FUNC get_available_risks

get_available_risks(cls) -> list[str]
Return a list of all available risk type identifiers. Returns:
  • list[str]: String values of all GuardianRisk enum members.

CLASS GuardianCheck

Enhanced risk checking using Granite Guardian 3.3 8B with multiple backend support. [DEPRECATED as of V 0.4 — Use Intrinsics instead] Args:
  • risk: The type of risk to check for. Required unless custom_criteria is provided.
  • backend_type: Backend type to use — "ollama" or "huggingface".
  • model_version: Specific Guardian model version. Defaults to the appropriate 8B model for the chosen backend.
  • device: Device string for HuggingFace inference (e.g. "cuda").
  • ollama_url: Base URL for the Ollama server.
  • thinking: Enable chain-of-thought reasoning mode in the Guardian model.
  • custom_criteria: Free-text criteria string used in place of a standard GuardianRisk value.
  • context_text: Context document for groundedness checks.
  • tools: Tool schemas for function-call validation.
  • backend: Pre-initialised backend instance to reuse; avoids loading the model multiple times.
Methods:

FUNC get_effective_risk

get_effective_risk(self) -> str
Return the effective risk criteria to use for validation. Returns the custom_criteria string when one was provided, otherwise returns the risk identifier set during initialisation. Returns:
  • The active risk/criteria string forwarded to the Guardian model.

FUNC get_available_risks

get_available_risks(cls) -> list[str]
Return a list of all available standard risk type identifiers. Returns:
  • list[str]: String values of all GuardianRisk enum members.

FUNC validate

validate(self, backend: Backend, ctx: Context) -> ValidationResult
Validate a conversation using Granite Guardian via the selected backend. Builds a minimal chat context from the current session context, invokes the Guardian model, and parses its <score>yes/no</score> output. A "No" label (risk not detected) is treated as a passing validation result.
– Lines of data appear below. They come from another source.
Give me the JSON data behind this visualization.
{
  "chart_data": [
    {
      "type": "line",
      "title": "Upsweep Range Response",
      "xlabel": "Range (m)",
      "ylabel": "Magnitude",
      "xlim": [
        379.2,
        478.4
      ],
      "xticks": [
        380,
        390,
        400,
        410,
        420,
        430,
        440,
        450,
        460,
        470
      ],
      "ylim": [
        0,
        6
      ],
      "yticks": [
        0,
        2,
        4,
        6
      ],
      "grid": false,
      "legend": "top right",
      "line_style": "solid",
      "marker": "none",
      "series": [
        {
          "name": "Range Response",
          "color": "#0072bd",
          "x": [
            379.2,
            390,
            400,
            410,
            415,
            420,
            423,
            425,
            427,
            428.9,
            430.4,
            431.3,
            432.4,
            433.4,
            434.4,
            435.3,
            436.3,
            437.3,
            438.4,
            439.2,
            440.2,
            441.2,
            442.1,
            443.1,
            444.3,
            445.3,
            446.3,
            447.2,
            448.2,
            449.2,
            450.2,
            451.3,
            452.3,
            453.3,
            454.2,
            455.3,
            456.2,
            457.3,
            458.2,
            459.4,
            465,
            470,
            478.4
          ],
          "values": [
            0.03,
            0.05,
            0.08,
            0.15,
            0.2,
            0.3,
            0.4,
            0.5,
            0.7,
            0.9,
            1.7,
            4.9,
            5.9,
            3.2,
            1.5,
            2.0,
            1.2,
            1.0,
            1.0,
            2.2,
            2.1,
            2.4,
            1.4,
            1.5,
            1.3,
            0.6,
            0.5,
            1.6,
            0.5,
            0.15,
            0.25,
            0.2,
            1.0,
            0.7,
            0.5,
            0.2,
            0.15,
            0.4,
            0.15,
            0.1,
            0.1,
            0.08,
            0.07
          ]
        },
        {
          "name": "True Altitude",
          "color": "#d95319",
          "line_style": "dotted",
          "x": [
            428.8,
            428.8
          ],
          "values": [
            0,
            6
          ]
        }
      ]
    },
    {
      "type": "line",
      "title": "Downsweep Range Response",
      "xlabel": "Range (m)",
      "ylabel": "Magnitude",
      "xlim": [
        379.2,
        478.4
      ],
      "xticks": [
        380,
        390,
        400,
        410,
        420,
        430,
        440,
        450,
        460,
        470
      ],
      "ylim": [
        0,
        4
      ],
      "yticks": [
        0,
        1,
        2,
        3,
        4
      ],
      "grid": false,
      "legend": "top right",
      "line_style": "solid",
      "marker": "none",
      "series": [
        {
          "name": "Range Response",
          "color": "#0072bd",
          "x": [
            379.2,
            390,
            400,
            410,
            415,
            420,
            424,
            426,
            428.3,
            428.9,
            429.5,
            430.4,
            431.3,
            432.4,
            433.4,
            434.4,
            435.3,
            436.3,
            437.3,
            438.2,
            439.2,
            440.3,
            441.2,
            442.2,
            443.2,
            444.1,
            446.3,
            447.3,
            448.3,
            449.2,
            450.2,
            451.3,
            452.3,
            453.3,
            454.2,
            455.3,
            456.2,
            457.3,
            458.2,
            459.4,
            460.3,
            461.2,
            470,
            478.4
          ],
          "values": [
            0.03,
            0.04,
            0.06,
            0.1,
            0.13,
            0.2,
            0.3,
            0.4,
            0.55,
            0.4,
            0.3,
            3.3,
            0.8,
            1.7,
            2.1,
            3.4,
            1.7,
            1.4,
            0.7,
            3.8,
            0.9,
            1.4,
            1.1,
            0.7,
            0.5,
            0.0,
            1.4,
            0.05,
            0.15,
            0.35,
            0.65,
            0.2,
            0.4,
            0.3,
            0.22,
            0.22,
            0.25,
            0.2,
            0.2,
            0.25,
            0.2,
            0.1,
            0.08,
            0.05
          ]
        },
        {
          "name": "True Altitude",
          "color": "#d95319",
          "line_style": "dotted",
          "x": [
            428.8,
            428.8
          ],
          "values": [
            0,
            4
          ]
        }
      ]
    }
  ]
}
Args:
  • backend: The session backend (used as a fallback context source; the Guardian’s own backend is used for generation).
  • ctx: The current conversation context to validate.
  • format: Unused; present for interface compatibility.
  • model_options: Additional model options merged into the Guardian backend call.
Returns:
  • result=True when the content is considered safe
  • (Guardian returns "No"), result=False otherwise.